Differences between bar charts and histograms
Bar charts are used to count frequencies of things, like the number of blue, red, and white cars you see on the highway. A histogram doesn’t count members of a category in the same way that a bar chart does. It counts observations that have been measured first, like the weight of each dog in your neighborhood.
You’ll only ever see a gap in a histogram if there’s no observations counted for that range. Otherwise, the bars of a histogram are always right up against one another and always vertical.
Values on a histogram are always ordered from lowest to highest. On the other hand, the bars on a bar chart can be ordered any way you please.
The basics of boxplots
A boxplot is a type of chart that is often used in data science to visually display a dataset’s distribution. It consists of a “box” that is defined by the upper and lower quartiles of the dataset.
The “whiskers” extending from the box represent the range of the data, while the line through the center of the box represents the median. The Interquartile Range (IQR) is the distance between the upper and lower quartiles.
One of the key things that boxplots are used for is identifying outliers. Outliers are data points that are unusually high or low compared to the rest of the dataset. Boxplots usually depict outliers as points outside the whiskers, and it’s important to take note of them as they can skew your analysis.
Reading a boxplot
When reading a boxplot, it’s important to pay attention to the different components and what they represent. The median line in the center of the box will tell you the midpoint of the dataset, while the quartiles can tell you how the data is distributed. Within the ‘box’ is the middle 50% of data.
To calculate the whiskers, you’ll want to use the Interquartile Range (IQR). Typically, the upper whisker will be located at the smaller of either the maximum data value or Q3 + 1.5(IQR), where Q3 is the upper quartile. The lower whisker is typically located at the larger of either the minimum data value or Q1 – 1.5(IQR), where Q1 is the lower quartile.
As an example, if you have a dataset with a lower quartile of 20, an upper quartile of 30, and an IQR of 10, the upper whisker will be located at 45 (30 + 1.5(10)) and the lower whisker will be located at 5 (20 – 1.5(10)).The whiskers are known as the ‘maximum’ and ‘minimum’ points on your graph, but you may still have data points beyond these – they are known as ‘outliers’.
What is a scatter plot
A scatterplot shows us the relationship between two continuous variables. It’s often the first step in visualizing correlations in your data. Correlation is the degree to which two variables are seemingly related, like how long you spend working out at the gym and how many calories you burn.

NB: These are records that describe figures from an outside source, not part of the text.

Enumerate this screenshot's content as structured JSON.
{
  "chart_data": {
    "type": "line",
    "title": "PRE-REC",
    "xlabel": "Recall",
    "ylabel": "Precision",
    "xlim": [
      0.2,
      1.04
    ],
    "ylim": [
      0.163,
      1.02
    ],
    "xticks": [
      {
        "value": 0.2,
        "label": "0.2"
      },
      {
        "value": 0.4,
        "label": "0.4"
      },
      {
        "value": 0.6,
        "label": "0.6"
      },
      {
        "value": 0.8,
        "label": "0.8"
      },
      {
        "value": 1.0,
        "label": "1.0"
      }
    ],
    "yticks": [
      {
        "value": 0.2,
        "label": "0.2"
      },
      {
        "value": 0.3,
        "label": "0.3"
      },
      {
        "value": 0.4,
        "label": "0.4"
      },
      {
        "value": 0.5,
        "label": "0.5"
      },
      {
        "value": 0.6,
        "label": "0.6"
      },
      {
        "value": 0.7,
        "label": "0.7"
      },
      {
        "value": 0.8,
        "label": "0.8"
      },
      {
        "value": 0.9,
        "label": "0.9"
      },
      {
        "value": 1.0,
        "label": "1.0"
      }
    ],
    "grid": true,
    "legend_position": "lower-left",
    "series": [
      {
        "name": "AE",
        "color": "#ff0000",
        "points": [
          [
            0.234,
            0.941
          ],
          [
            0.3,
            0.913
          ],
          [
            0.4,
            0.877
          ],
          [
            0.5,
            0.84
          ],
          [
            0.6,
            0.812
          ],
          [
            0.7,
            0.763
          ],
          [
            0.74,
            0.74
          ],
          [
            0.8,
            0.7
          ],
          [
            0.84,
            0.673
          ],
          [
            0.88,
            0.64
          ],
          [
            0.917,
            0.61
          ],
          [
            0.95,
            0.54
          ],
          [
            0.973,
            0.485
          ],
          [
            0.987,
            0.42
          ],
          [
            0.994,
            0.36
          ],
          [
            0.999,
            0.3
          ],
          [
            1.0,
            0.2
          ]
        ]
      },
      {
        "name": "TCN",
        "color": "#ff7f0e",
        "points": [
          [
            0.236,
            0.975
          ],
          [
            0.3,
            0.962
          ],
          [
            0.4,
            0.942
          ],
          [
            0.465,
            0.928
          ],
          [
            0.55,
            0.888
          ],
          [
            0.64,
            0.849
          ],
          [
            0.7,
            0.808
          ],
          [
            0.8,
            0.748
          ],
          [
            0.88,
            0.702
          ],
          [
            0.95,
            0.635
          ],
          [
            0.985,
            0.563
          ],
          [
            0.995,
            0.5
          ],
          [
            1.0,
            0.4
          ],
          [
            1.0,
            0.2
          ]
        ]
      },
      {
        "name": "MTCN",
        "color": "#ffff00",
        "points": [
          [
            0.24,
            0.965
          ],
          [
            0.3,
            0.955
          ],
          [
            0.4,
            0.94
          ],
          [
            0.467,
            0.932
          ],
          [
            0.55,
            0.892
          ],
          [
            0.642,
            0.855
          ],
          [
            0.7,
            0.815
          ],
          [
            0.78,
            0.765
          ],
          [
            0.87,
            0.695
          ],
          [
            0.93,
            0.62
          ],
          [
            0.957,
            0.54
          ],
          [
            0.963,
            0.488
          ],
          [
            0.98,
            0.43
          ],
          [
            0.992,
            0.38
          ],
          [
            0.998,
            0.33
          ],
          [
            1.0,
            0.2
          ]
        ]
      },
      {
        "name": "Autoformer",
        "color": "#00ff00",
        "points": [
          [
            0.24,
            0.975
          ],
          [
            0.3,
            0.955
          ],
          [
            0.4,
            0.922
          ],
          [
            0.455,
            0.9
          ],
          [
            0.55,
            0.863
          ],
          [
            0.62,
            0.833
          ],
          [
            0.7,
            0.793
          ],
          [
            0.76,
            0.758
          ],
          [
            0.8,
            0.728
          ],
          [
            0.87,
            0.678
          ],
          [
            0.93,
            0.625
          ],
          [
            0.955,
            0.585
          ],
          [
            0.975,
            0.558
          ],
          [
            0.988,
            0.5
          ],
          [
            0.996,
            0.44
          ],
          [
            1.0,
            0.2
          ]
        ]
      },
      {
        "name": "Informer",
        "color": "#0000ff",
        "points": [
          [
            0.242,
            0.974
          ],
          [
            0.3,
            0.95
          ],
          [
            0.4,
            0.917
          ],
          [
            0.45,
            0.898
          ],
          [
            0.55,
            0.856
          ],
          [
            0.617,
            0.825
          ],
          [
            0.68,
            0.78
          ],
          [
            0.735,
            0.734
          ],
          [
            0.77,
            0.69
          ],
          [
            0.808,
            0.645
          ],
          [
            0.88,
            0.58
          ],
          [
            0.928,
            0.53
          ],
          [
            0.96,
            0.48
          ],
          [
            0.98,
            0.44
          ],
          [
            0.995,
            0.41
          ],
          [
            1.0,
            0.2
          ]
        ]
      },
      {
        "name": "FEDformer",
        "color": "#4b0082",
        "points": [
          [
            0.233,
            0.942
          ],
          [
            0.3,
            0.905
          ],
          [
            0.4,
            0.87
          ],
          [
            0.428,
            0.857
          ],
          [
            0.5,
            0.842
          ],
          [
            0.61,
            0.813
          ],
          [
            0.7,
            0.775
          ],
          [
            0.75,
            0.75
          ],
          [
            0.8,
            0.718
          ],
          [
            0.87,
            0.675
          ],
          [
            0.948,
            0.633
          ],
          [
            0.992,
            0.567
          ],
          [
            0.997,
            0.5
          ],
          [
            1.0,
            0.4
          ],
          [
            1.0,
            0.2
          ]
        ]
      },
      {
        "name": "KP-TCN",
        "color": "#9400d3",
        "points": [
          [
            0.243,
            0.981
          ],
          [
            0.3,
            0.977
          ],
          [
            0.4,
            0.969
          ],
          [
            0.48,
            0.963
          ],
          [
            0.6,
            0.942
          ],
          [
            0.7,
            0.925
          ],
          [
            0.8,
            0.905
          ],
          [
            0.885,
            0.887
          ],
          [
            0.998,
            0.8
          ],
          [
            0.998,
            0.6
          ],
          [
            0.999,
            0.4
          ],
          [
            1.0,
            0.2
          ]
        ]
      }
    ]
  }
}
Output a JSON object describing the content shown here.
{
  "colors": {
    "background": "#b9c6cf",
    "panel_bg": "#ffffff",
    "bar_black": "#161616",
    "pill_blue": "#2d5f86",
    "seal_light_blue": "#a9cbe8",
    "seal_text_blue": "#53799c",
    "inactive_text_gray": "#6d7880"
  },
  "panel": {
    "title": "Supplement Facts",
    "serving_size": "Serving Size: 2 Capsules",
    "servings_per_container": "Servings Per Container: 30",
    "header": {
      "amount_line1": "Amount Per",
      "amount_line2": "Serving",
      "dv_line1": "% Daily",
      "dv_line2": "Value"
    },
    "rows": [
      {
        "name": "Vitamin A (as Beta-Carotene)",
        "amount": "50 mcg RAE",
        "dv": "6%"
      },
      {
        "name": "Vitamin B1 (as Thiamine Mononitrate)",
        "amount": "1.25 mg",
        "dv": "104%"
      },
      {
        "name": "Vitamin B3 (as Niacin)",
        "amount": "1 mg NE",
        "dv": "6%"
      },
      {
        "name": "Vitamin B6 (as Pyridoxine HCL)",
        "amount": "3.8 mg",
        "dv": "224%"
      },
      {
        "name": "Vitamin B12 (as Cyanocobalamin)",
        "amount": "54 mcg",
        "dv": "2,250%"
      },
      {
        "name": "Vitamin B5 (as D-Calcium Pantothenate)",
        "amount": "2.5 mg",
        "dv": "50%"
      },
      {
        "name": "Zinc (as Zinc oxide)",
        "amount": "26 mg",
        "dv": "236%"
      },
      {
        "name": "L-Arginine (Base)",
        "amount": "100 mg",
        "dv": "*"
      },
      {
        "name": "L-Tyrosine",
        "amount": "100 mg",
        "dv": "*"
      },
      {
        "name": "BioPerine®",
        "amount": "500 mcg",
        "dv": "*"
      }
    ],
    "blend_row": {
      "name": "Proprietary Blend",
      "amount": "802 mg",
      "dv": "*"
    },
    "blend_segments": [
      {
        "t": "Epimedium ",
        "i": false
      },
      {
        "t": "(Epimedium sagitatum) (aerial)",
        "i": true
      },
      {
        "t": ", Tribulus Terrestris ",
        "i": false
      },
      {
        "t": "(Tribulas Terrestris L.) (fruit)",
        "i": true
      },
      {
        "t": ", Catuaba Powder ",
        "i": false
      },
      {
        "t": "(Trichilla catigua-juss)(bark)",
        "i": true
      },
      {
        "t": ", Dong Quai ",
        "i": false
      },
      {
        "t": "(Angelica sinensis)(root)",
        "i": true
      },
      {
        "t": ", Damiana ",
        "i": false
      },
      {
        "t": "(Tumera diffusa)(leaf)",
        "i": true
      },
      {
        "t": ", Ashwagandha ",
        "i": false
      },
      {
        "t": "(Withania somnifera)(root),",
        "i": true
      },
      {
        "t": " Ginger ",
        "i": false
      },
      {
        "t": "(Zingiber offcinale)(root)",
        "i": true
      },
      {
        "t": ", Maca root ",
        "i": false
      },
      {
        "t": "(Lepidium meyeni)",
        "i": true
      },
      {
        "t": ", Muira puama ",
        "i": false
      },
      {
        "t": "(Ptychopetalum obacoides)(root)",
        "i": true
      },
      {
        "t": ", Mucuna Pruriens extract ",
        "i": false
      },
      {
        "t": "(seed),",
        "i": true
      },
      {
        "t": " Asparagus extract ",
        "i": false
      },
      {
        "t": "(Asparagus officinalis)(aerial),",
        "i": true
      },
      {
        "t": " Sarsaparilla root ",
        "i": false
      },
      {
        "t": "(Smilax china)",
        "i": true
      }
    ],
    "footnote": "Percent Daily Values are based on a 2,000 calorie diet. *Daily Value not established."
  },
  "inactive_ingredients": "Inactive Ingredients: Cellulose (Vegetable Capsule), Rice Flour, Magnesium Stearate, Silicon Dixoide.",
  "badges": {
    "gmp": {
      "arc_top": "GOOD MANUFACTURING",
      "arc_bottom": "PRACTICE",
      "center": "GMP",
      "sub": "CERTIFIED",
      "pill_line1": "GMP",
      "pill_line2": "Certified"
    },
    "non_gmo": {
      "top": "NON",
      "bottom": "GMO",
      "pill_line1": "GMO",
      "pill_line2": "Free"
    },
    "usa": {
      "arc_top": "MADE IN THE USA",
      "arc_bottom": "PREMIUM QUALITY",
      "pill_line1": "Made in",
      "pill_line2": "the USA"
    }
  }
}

But sometimes things can be correlated but unrelated, like ice cream sales and shark attacks. Both happen to increase in summer, but one doesn’t cause the other.
When to use a scatter plot
When should you use a scatter plot? Let’s say we have a sample of observations. For each observation we have two measurements – both should be continuous variables. As an example, we could have data on weight and the amount of swimming time it takes to fatigue. We want to know if lighter mice can swim for longer than heavier mice.
To plot the data, we use a scatter plot. Each dot represents both the weight of the mouse and minutes spent swimming. If weight is on the X-axis, the horizontal line, then the further to the right the dot is, the more the mouse weighs. And the higher the dot is on the Y-axis, the line pointing vertically, the longer the mouse swims.
As an aside, mice can swim for a super long time. Some for over ten hours, because they’re naturally very buoyant. But please don’t go throwing any into the bathtub.